Troisième film de Scott Cooper, Black Mass (dont le titre "français" Strictly Criminal semble mieux convenir au propos du film) raconte l'ascension d'un caïd nommé James Burger dans le milieu bostonien des années '70. Jusqu'ici rien de bien original, l'histoire du cinéma américain étant jonchée de grands films de gangsters, quelque soit les époques. L'originalité provient probablement du scénario puisque l'ascension du personnage est permise à la fois par le FBI mais aussi par son frère, William Bulger, sénateur du Massachusetts.
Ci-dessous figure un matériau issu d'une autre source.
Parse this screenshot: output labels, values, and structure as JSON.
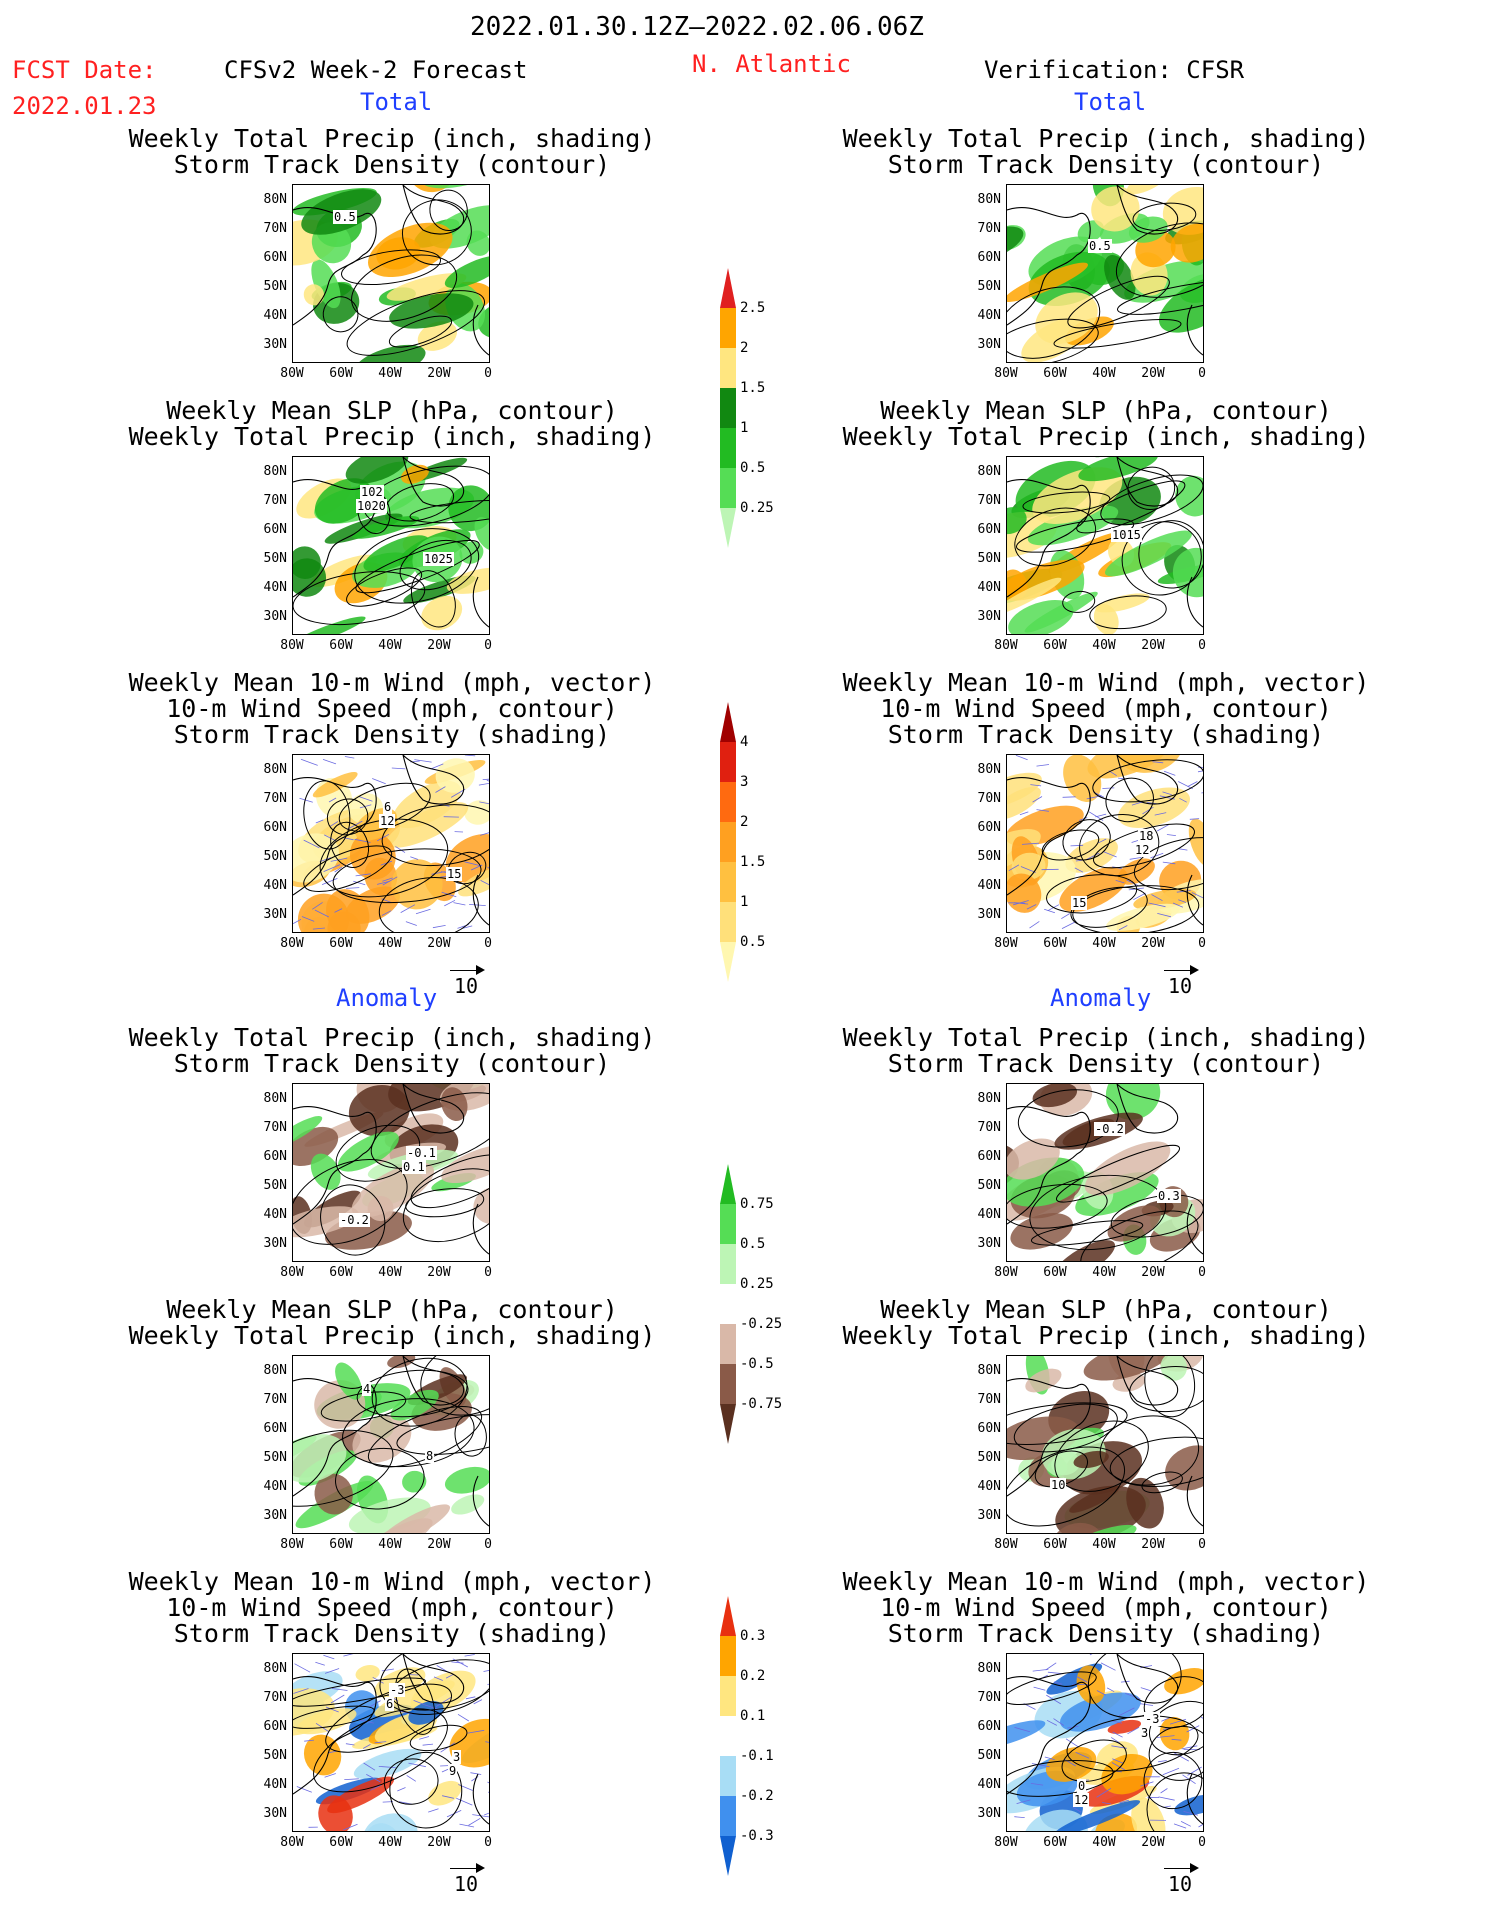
{
  "header": {
    "period": "2022.01.30.12Z–2022.02.06.06Z",
    "fcst_label": "FCST Date:",
    "fcst_date": "2022.01.23",
    "left_title": "CFSv2 Week-2 Forecast",
    "region": "N. Atlantic",
    "right_title": "Verification: CFSR"
  },
  "sections": {
    "total": "Total",
    "anomaly": "Anomaly"
  },
  "panel_titles": {
    "precip_track": [
      "Weekly Total Precip (inch, shading)",
      "Storm Track Density (contour)"
    ],
    "slp_precip": [
      "Weekly Mean SLP (hPa, contour)",
      "Weekly Total Precip (inch, shading)"
    ],
    "wind_track": [
      "Weekly Mean 10-m Wind (mph, vector)",
      "10-m Wind Speed (mph, contour)",
      "Storm Track Density (shading)"
    ]
  },
  "axes": {
    "lat_labels": [
      "80N",
      "70N",
      "60N",
      "50N",
      "40N",
      "30N"
    ],
    "lon_labels": [
      "80W",
      "60W",
      "40W",
      "20W",
      "0"
    ]
  },
  "vector_ref": "10",
  "contour_labels": {
    "fc_total_precip": [
      "0.5"
    ],
    "vf_total_precip": [
      "0.5"
    ],
    "fc_total_slp": [
      "1020",
      "1025",
      "102"
    ],
    "vf_total_slp": [
      "1015"
    ],
    "fc_total_wind": [
      "12",
      "15",
      "6"
    ],
    "vf_total_wind": [
      "12",
      "15",
      "18"
    ],
    "fc_anom_precip": [
      "0.1",
      "-0.2",
      "-0.1"
    ],
    "vf_anom_precip": [
      "0.3",
      "-0.2"
    ],
    "fc_anom_slp": [
      "8",
      "4"
    ],
    "vf_anom_slp": [
      "10"
    ],
    "fc_anom_wind": [
      "9",
      "6",
      "3",
      "-3"
    ],
    "vf_anom_wind": [
      "12",
      "3",
      "0",
      "-3"
    ]
  },
  "colorbars": {
    "precip_total": {
      "labels": [
        "0.25",
        "0.5",
        "1",
        "1.5",
        "2",
        "2.5"
      ],
      "colors": [
        "#bdf5b5",
        "#55dd55",
        "#22bb22",
        "#118811",
        "#ffe680",
        "#ffa500",
        "#e02020"
      ]
    },
    "track_total": {
      "labels": [
        "0.5",
        "1",
        "1.5",
        "2",
        "3",
        "4"
      ],
      "colors": [
        "#fff7b0",
        "#ffe07a",
        "#ffc040",
        "#ffa020",
        "#ff6a10",
        "#e02010",
        "#a00000"
      ]
    },
    "precip_anom": {
      "labels": [
        "-0.75",
        "-0.5",
        "-0.25",
        "0.25",
        "0.5",
        "0.75"
      ],
      "colors": [
        "#5a3020",
        "#8a5a48",
        "#d9b8a8",
        "#ffffff",
        "#bdf5b5",
        "#55dd55",
        "#22bb22"
      ]
    },
    "track_anom": {
      "labels": [
        "-0.3",
        "-0.2",
        "-0.1",
        "0.1",
        "0.2",
        "0.3"
      ],
      "colors": [
        "#1060d0",
        "#4090ee",
        "#a8ddf5",
        "#ffffff",
        "#ffe680",
        "#ffa500",
        "#e83010"
      ]
    }
  }
}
Cette sainte trinité (gangster + FBI+ politicien) accouplée à la présence de Johnny Depp pour y jouer le rôle de James Bulger mettait, à première vue, le film sur de très bon rails.
Dans sa narration et dans sa mise en scène, le film s'embourbe dans tous les clichés possibles et imaginables et n'arrive pas à dépasser ses références. Le cinéaste ayant choisi de calquer sa mise en scène sur les fresques épiques de Martin Scorsese ( The Goodfellas, Casino ou The Departed).
Utilisation de la voix-off, musique à fond sur des scènes de meurtres, utilisation de "gueules" pour y jouer des petits malfrats... Tout y passe. Il ira même jusqu'à réutiliser la fameuse séquence de Joe Pesci (Pourquoi je suis drôle?) dans The Goodfellas dans une scène de repas absolument grotesque.
Grotesque, Johnny Depp l'est assurément. Pas forcément pour sa prestation (il est bien seul à tenter de donner un peu de profondeur au film) mais plutôt dans son grimage qui lui confère plus une ressemblance à Gary Oldman dans Dracula qu'à un caïd de Boston. Benedict Cumberbatch n'arrive pas à donner suffisamment de vie à son personnage dans le peu de scènes dont il dispose et ce pauvre Joel Edgerton patine complètement dans le rôle de John Connoly.
Cooper récite sa leçon et nous plaque donc des scènes vues et revues ailleurs, sans oublier une incapacité totale à faire naître une réelle tension dramatique que l'on soit entre gangsters ( scènes de meurtres) ou dans le cercle familial ( la mort du petit garçon est évacuée en quelques plans). Les scènes défilent et nous comprenons que, pour Cooper, seul compte le traitement psychologique et la gueule du personnage de William Bulger. Gageons que le film, avec un ton aussi sérieux, aurait probablement été plus intéressant si Cooper avait choisi de filmer non par la surface de ce monde mais plutôt d'essayer de pénétrer les arcanes des relations entre les personnages et surtout entre les différentes institutions.
Si Cooper avait du piocher dans les années '70, sur un tel sujet, aller lorgner du côté de Sidney Lumet ( Serpico , notamment) aurait été plus judicieux.
Scott Cooper propose donc un film noyé dans ses références, perdu dans un scénario à l'écriture lourdingue et dont le seul motif de satisfaction est la manière dont il arrive à filmer Boston, comme étant un nid pour la criminalité.